Los senadores vuelven a desautorizar a Guzmán y cambian la fórmula jubilatoria 

La pasividad del presidente preocupa a los más experimentados: "Esto no parece un gobierno peronista. Le dan cargos a Roberto Lavagna, pero no consiguen sus votos. Es insólito", se sorprendió ante LPO un senador del Frente de Todos que en estas semanas debió reescribir varios proyectos para que se traten sin exhibir fisuras internas. 

La bancada la preside José Mayans y su vice Anabel Fernández Sagasti suele ser la encargada de intercambiar mensajes con Cristina, que maneja la agenda, tiene capacidad de veto pero no siempre es la que tira la primera piedra. En la mesa de decisiones se suma la santafesina María de los Ángeles Sacnun y suele participar el cordobés Carlos Caserio, que preside la estratégica comisión de presupuesto. 

Guzmán sufrió la presión del Senado en su negociación con el FMI y se negó a negociar cuando le avisaron que modificarían la ley de movilidad previsional. Tuvo que dar la cara Moroni. Losardo no quiere defender su reforma judicial y quedará cajoneada. 

En esas charlas surgieron varias correcciones que en las últimas semanas dejaron muy mal parado al Gabinete y sobre todo el ministro de Hacienda Martín Guzmán, quien obtuvo las leyes que quiso del Congreso hasta que consiguió su acuerdo con los bonistas, pero luego los legisladores empezaron a pedirle un diálogo más fluido y no lo consiguieron. 

El ministro Martín Guzmán sigue la sesión del Senado en la que se trató el presupuesto.

En el último mes Guzmán no la pasó bien con el Senado: se fue de la sesión sin que se aprobara la ley de presupuesto por un error en la carga de datos de sus funcionarios y tuvo dos mensajes aleccionadores en su compleja  negociación del FMI.

El primero fue la dura carta del bloque a la misión que visitó el país, en la que Cristina y sus dirigidos pidieron explicaciones por el crédito que le dieron a Macri. Y el segundo, y tal vez más duro, la incorporación de un artículo en la ley de sostenibilidad de la deuda que le impide aprovechar la refinanciación de los pasivos para hacerse de dólares frescos que lo ayuden a bajar el déficit fiscal. Deberá conseguir pesos y en el país.

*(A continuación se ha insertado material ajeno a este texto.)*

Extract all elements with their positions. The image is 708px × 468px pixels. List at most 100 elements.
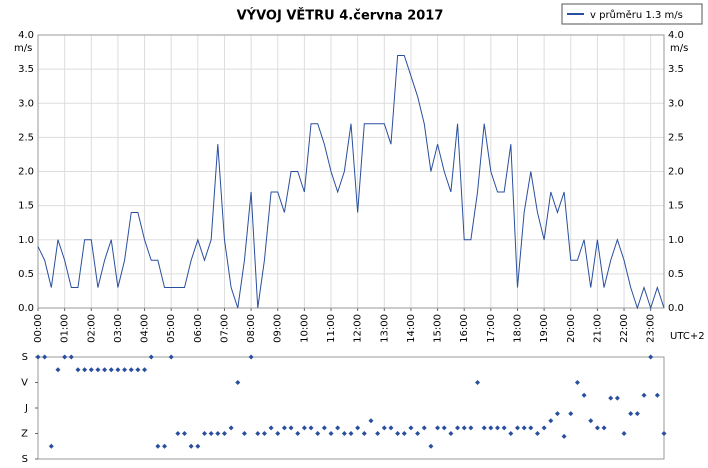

Molesto por los distintos límites que el bloque peronista le impuso a sus iniciativas, Guzmán no atendió el teléfono cuando la semana pasada los senadores le avisaron que no aprobarían la ley de movilidad jubilatoria como la había enviado.

Molesto por tantos desplantes, el ministro no atendió el teléfono esta semana cuando los senadores le avisaron que no aprobarían la ley de movilidad jubilatoria tal como les llegó. Con Daniel Lovera a la cabeza, no aceptaban tomar a cuenta del primer aumento de mazo el 5% de incremento que dispuso Alberto por decreto en diciembre.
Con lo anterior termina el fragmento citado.